The burden that the "one bite law" puts on Medicare, Medicaid and health insurance

In one-third of the states, the one bite law allows homeowners and renters insurance companies to deny claims by dog bite victims. (Refer to The One Bite Rule for the specific states and more information.)

In fact, these insurance companies pay, on average, only 16,000 dog bite victims per year, out of the 750,000 dog bite victims who see a doctor. (Watch Attorney Kenneth Phillips' video about this, Guess Who's Paying for Bad Dogs.)

Medicare and Medicaid have to pay for medical treatment for approximately 45% of the remaining dog bite victims. Health insurance also pays for approximately another 45%. This is a federal issue because Medicare and Medicaid, and health insurance in general, face skyrocketing costs and claims that are hurting all Americans in every state, so all reasonable measures should be taken to reduce the burden on them. (Watch Mr. Phillips' other video on this subject, Let's Stop Paying for Bad Dogs.)

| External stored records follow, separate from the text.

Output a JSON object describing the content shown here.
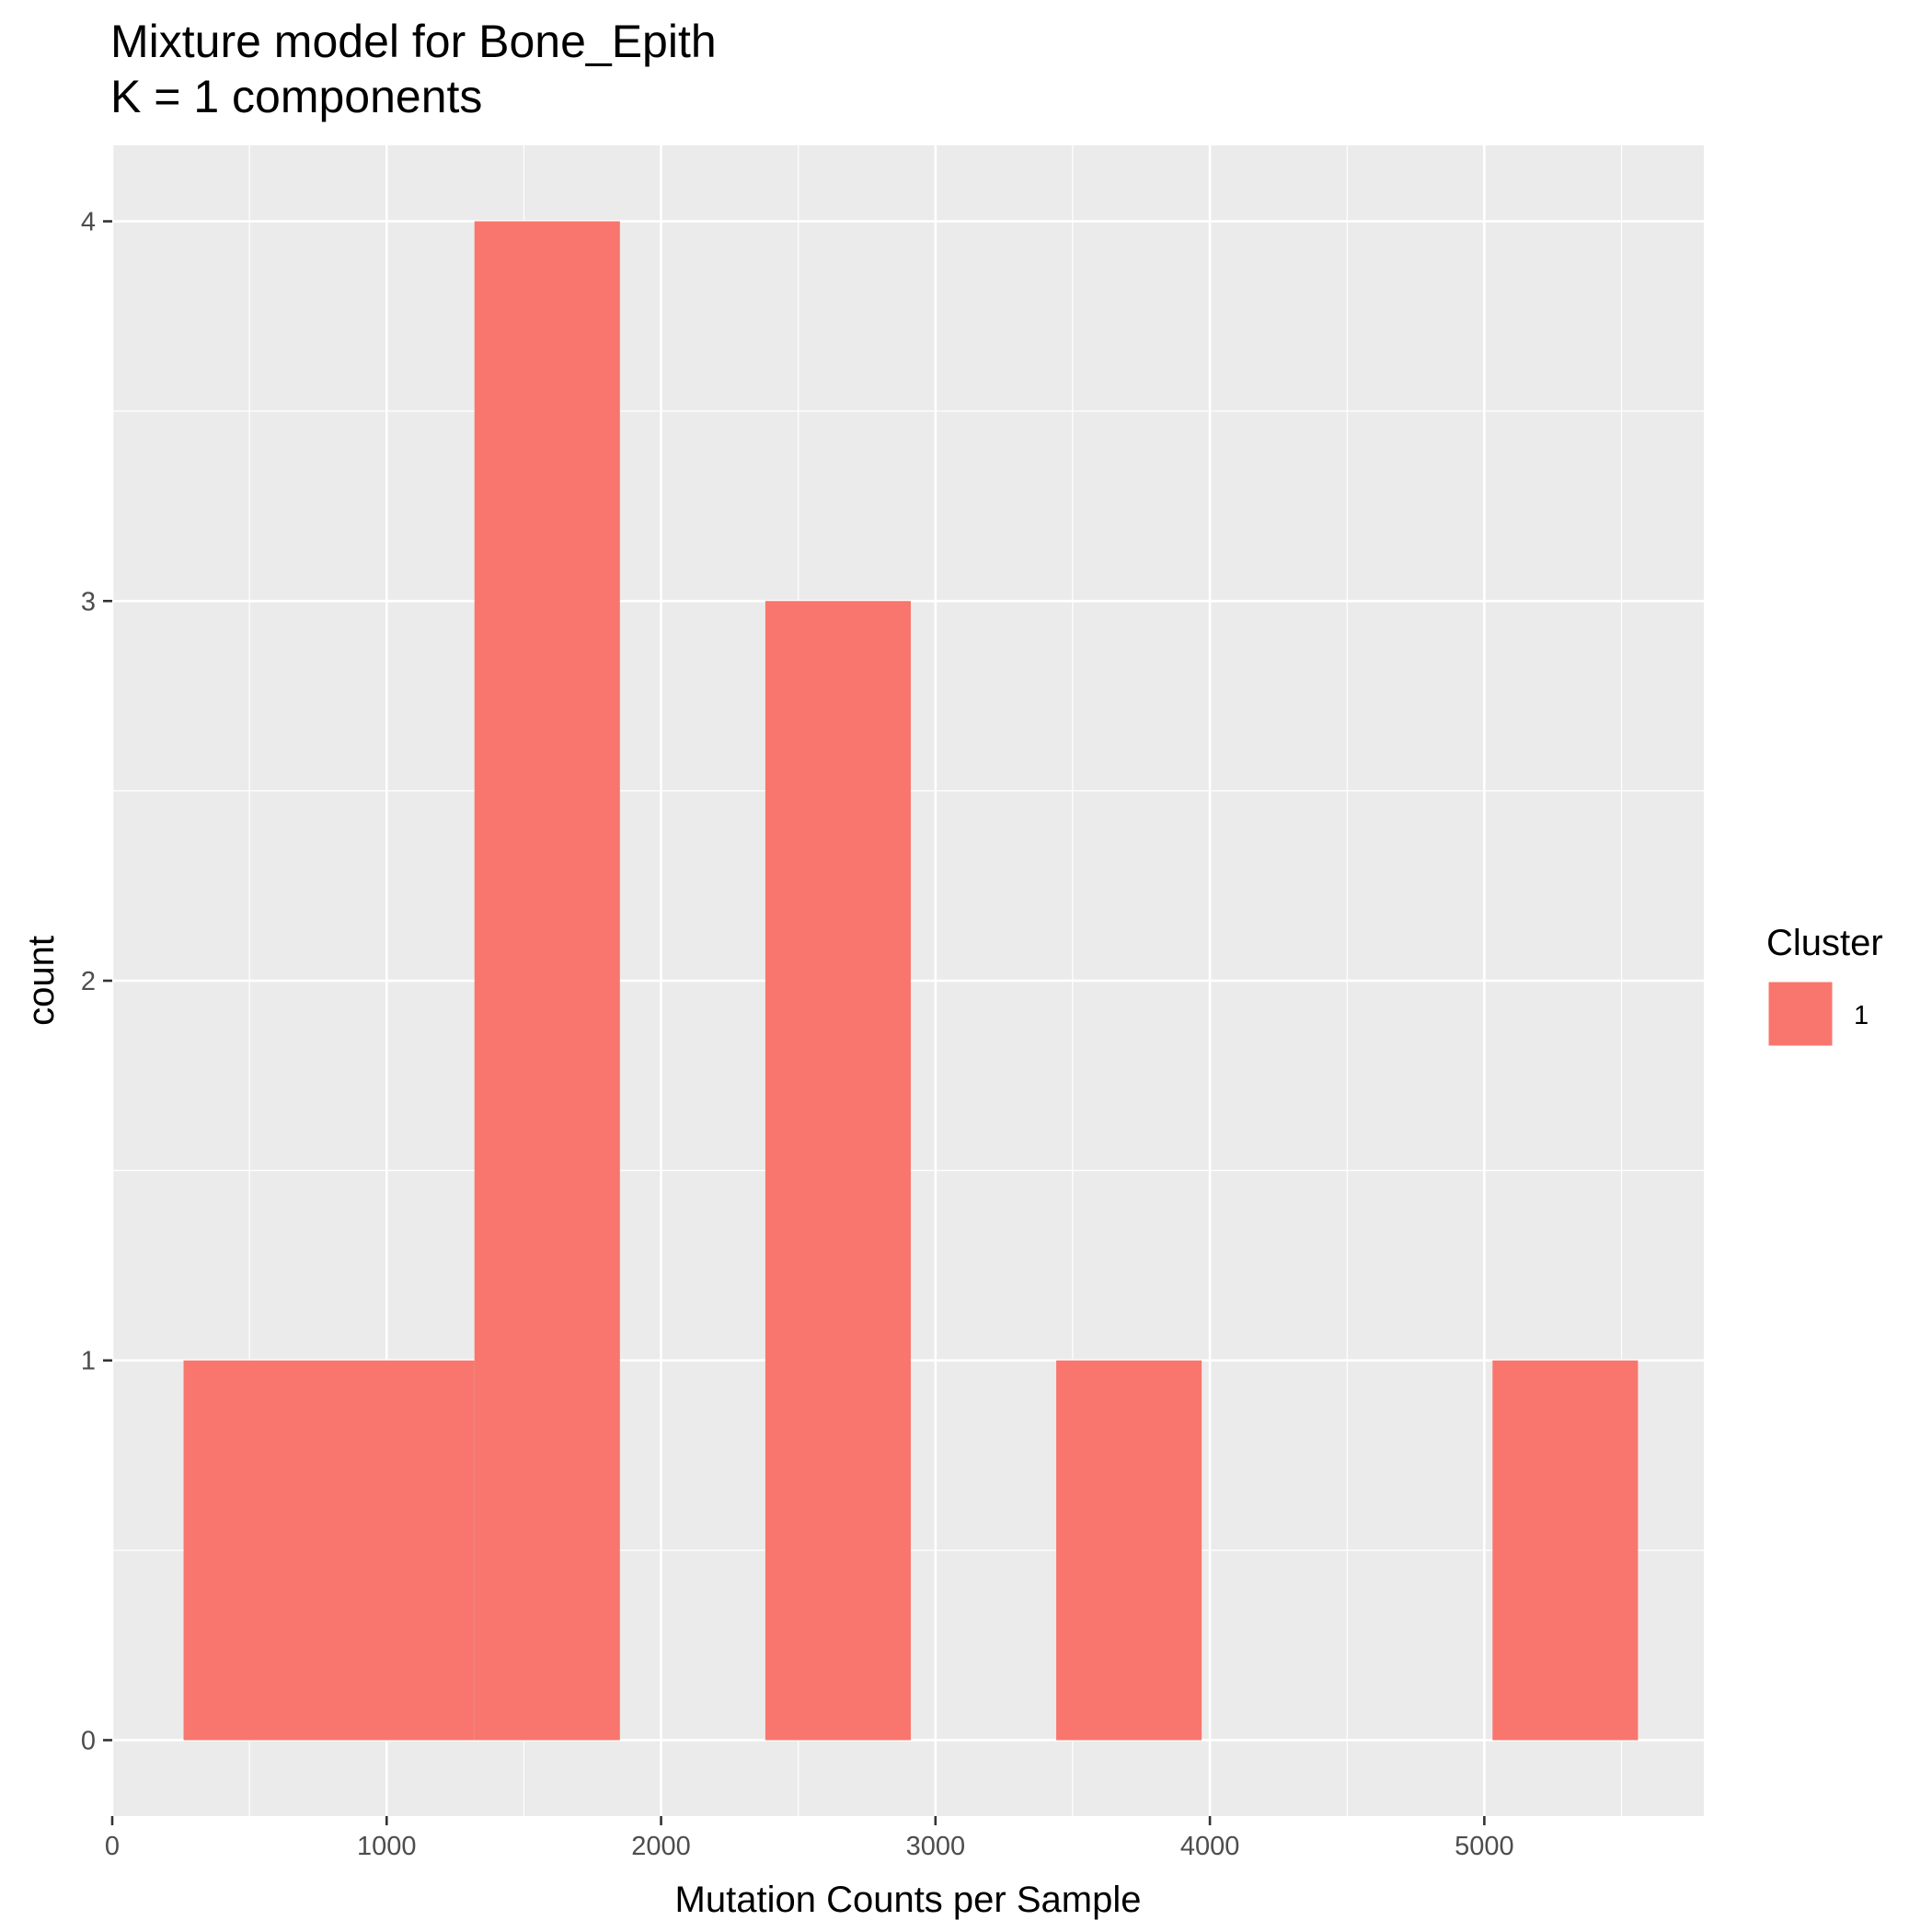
{
  "title": "Mixture model for Bone_Epith",
  "subtitle": "K = 1 components",
  "colors": {
    "bar": "#F8766D",
    "panel": "#EBEBEB",
    "grid": "#FFFFFF"
  },
  "chart_data": {
    "type": "bar",
    "subtype": "histogram",
    "title": "Mixture model for Bone_Epith",
    "subtitle": "K = 1 components",
    "xlabel": "Mutation Counts per Sample",
    "ylabel": "count",
    "xlim": [
      0,
      5800
    ],
    "ylim": [
      -0.2,
      4.2
    ],
    "xticks": [
      0,
      1000,
      2000,
      3000,
      4000,
      5000
    ],
    "xtick_labels": [
      "0",
      "1000",
      "2000",
      "3000",
      "4000",
      "5000"
    ],
    "yticks": [
      0,
      1,
      2,
      3,
      4
    ],
    "ytick_labels": [
      "0",
      "1",
      "2",
      "3",
      "4"
    ],
    "grid": true,
    "bins": [
      {
        "x0": 260,
        "x1": 1320,
        "count": 1
      },
      {
        "x0": 1320,
        "x1": 1850,
        "count": 4
      },
      {
        "x0": 2380,
        "x1": 2910,
        "count": 3
      },
      {
        "x0": 3440,
        "x1": 3970,
        "count": 1
      },
      {
        "x0": 5030,
        "x1": 5560,
        "count": 1
      }
    ],
    "legend": {
      "title": "Cluster",
      "entries": [
        "1"
      ],
      "position": "right"
    },
    "series": [
      {
        "name": "1",
        "color": "#F8766D"
      }
    ]
  }
}
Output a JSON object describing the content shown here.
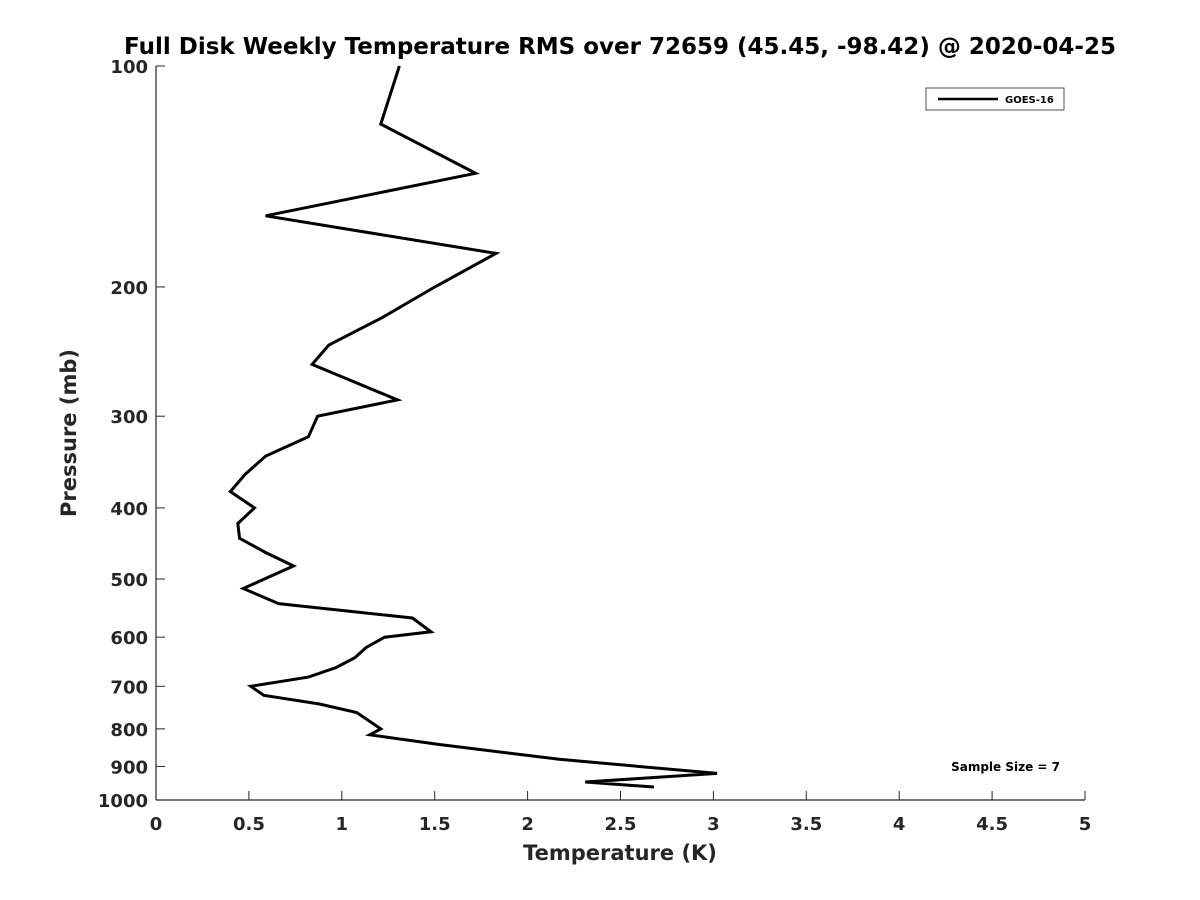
{
  "chart_data": {
    "type": "line",
    "title": "Full Disk Weekly Temperature RMS over 72659 (45.45, -98.42) @ 2020-04-25",
    "xlabel": "Temperature (K)",
    "ylabel": "Pressure (mb)",
    "xlim": [
      0,
      5
    ],
    "ylim": [
      1000,
      100
    ],
    "yscale": "log",
    "y_reversed": true,
    "xticks": [
      "0",
      "0.5",
      "1",
      "1.5",
      "2",
      "2.5",
      "3",
      "3.5",
      "4",
      "4.5",
      "5"
    ],
    "yticks": [
      "100",
      "200",
      "300",
      "400",
      "500",
      "600",
      "700",
      "800",
      "900",
      "1000"
    ],
    "grid": false,
    "legend_position": "top-right",
    "annotation": "Sample Size = 7",
    "series": [
      {
        "name": "GOES-16",
        "color": "#000000",
        "points": [
          {
            "x": 1.31,
            "p": 100
          },
          {
            "x": 1.21,
            "p": 120
          },
          {
            "x": 1.72,
            "p": 140
          },
          {
            "x": 0.59,
            "p": 160
          },
          {
            "x": 1.83,
            "p": 180
          },
          {
            "x": 1.5,
            "p": 200
          },
          {
            "x": 1.22,
            "p": 220
          },
          {
            "x": 0.93,
            "p": 240
          },
          {
            "x": 0.84,
            "p": 255
          },
          {
            "x": 1.3,
            "p": 285
          },
          {
            "x": 0.87,
            "p": 300
          },
          {
            "x": 0.82,
            "p": 320
          },
          {
            "x": 0.59,
            "p": 340
          },
          {
            "x": 0.48,
            "p": 360
          },
          {
            "x": 0.4,
            "p": 380
          },
          {
            "x": 0.53,
            "p": 400
          },
          {
            "x": 0.44,
            "p": 420
          },
          {
            "x": 0.45,
            "p": 440
          },
          {
            "x": 0.59,
            "p": 460
          },
          {
            "x": 0.74,
            "p": 480
          },
          {
            "x": 0.47,
            "p": 515
          },
          {
            "x": 0.66,
            "p": 540
          },
          {
            "x": 1.38,
            "p": 565
          },
          {
            "x": 1.48,
            "p": 590
          },
          {
            "x": 1.23,
            "p": 600
          },
          {
            "x": 1.13,
            "p": 620
          },
          {
            "x": 1.07,
            "p": 640
          },
          {
            "x": 0.97,
            "p": 660
          },
          {
            "x": 0.82,
            "p": 680
          },
          {
            "x": 0.51,
            "p": 700
          },
          {
            "x": 0.58,
            "p": 720
          },
          {
            "x": 0.88,
            "p": 740
          },
          {
            "x": 1.08,
            "p": 760
          },
          {
            "x": 1.21,
            "p": 800
          },
          {
            "x": 1.15,
            "p": 815
          },
          {
            "x": 1.52,
            "p": 840
          },
          {
            "x": 2.17,
            "p": 880
          },
          {
            "x": 3.02,
            "p": 920
          },
          {
            "x": 2.31,
            "p": 945
          },
          {
            "x": 2.68,
            "p": 960
          }
        ]
      }
    ]
  }
}
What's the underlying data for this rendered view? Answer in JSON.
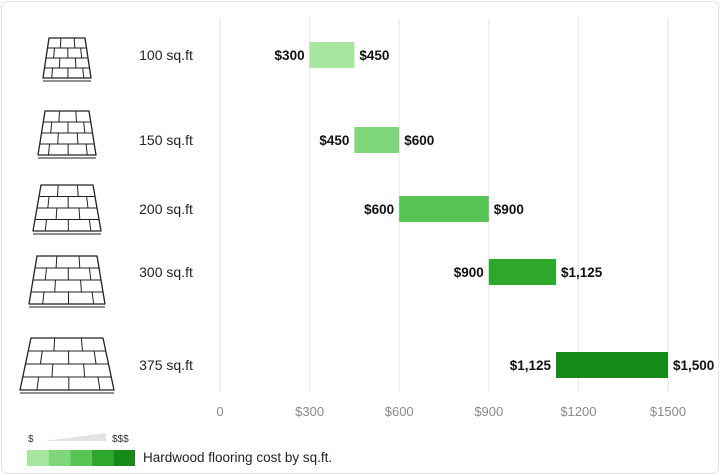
{
  "chart_data": {
    "type": "bar",
    "categories": [
      "100 sq.ft",
      "150 sq.ft",
      "200 sq.ft",
      "300 sq.ft",
      "375 sq.ft"
    ],
    "series": [
      {
        "values": [
          [
            300,
            450
          ],
          [
            450,
            600
          ],
          [
            600,
            900
          ],
          [
            900,
            1125
          ],
          [
            1125,
            1500
          ]
        ]
      }
    ],
    "data_labels": {
      "low": [
        "$300",
        "$450",
        "$600",
        "$900",
        "$1,125"
      ],
      "high": [
        "$450",
        "$600",
        "$900",
        "$1,125",
        "$1,500"
      ]
    },
    "x_ticks": [
      0,
      300,
      600,
      900,
      1200,
      1500
    ],
    "x_tick_labels": [
      "0",
      "$300",
      "$600",
      "$900",
      "$1200",
      "$1500"
    ],
    "xlim": [
      0,
      1500
    ],
    "grid": true,
    "bar_colors": [
      "#a6e6a0",
      "#7fd67a",
      "#57c453",
      "#2ea82c",
      "#15891a"
    ]
  },
  "legend": {
    "low_label": "$",
    "high_label": "$$$",
    "title": "Hardwood flooring cost by sq.ft.",
    "swatches": [
      "#a6e6a0",
      "#7fd67a",
      "#57c453",
      "#2ea82c",
      "#15891a"
    ]
  },
  "icons": [
    "floor-plan-icon-100",
    "floor-plan-icon-150",
    "floor-plan-icon-200",
    "floor-plan-icon-300",
    "floor-plan-icon-375"
  ]
}
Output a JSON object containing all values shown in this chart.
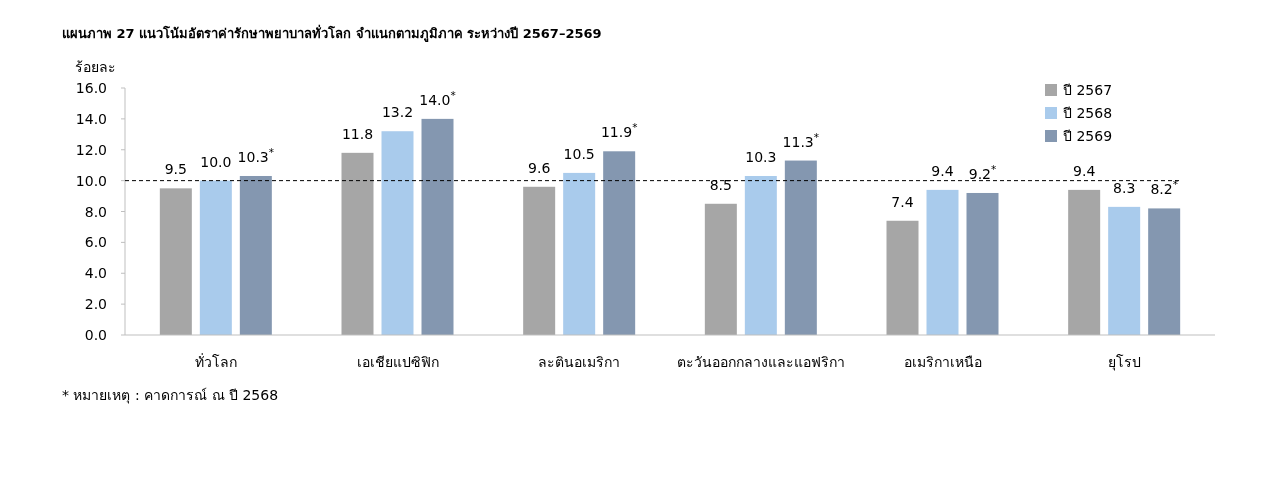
{
  "chart_data": {
    "type": "bar",
    "title": "แผนภาพ  27  แนวโน้มอัตราค่ารักษาพยาบาลทั่วโลก จำแนกตามภูมิภาค ระหว่างปี 2567–2569",
    "ylabel": "ร้อยละ",
    "categories": [
      "ทั่วโลก",
      "เอเชียแปซิฟิก",
      "ละตินอเมริกา",
      "ตะวันออกกลางและแอฟริกา",
      "อเมริกาเหนือ",
      "ยุโรป"
    ],
    "series": [
      {
        "name": "ปี 2567",
        "color": "#a6a6a6",
        "values": [
          9.5,
          11.8,
          9.6,
          8.5,
          7.4,
          9.4
        ],
        "value_labels": [
          "9.5",
          "11.8",
          "9.6",
          "8.5",
          "7.4",
          "9.4"
        ]
      },
      {
        "name": "ปี 2568",
        "color": "#a9cbec",
        "values": [
          10.0,
          13.2,
          10.5,
          10.3,
          9.4,
          8.3
        ],
        "value_labels": [
          "10.0",
          "13.2",
          "10.5",
          "10.3",
          "9.4",
          "8.3"
        ]
      },
      {
        "name": "ปี 2569",
        "color": "#8497b0",
        "values": [
          10.3,
          14.0,
          11.9,
          11.3,
          9.2,
          8.2
        ],
        "value_labels": [
          "10.3$^{*}$",
          "14.0$^{*}$",
          "11.9$^{*}$",
          "11.3$^{*}$",
          "9.2$^{*}$",
          "8.2$^{*}$"
        ]
      }
    ],
    "ylim": [
      0,
      16
    ],
    "yticks": [
      {
        "value": 0,
        "label": "0.0"
      },
      {
        "value": 2,
        "label": "2.0"
      },
      {
        "value": 4,
        "label": "4.0"
      },
      {
        "value": 6,
        "label": "6.0"
      },
      {
        "value": 8,
        "label": "8.0"
      },
      {
        "value": 10,
        "label": "10.0"
      },
      {
        "value": 12,
        "label": "12.0"
      },
      {
        "value": 14,
        "label": "14.0"
      },
      {
        "value": 16,
        "label": "16.0"
      }
    ],
    "ref_lines": [
      {
        "axis": "y",
        "value": 10,
        "line_style": "dashed",
        "color": "#000000"
      }
    ],
    "legend": "top right",
    "annotations": [
      "* หมายเหตุ : คาดการณ์ ณ ปี 2568"
    ]
  }
}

Fake service animals and emotional support animals

Disabled people should be entitled to the presence of their assistance dogs, and the line should be drawn right there. In recent years, however, folks who have no disability whatsoever have benefited from poorly written state and federal laws which unintentionally require airlines, restaurants, movie theaters, hospitals and other places to permit the entry of fake service animals and so-called "emotional support animals." Pigs, miniature horses, snakes and iguanas have been brought onto planes, into restaurants and even hospitals, as emotional support animals or fake service animals. In a few instances, they have killed people.

The fact is that EVERY pet is there for its owner's "emotional support" no matter how wild, smelly or dangerous it is to others. The federal government recognizes the problem but has done little to solve it. The time has come to recognize this as a problem of national proportions. When it comes to pets, the Americans With Disabilities Act needs to be clarified and corresponding state laws must be scaled back.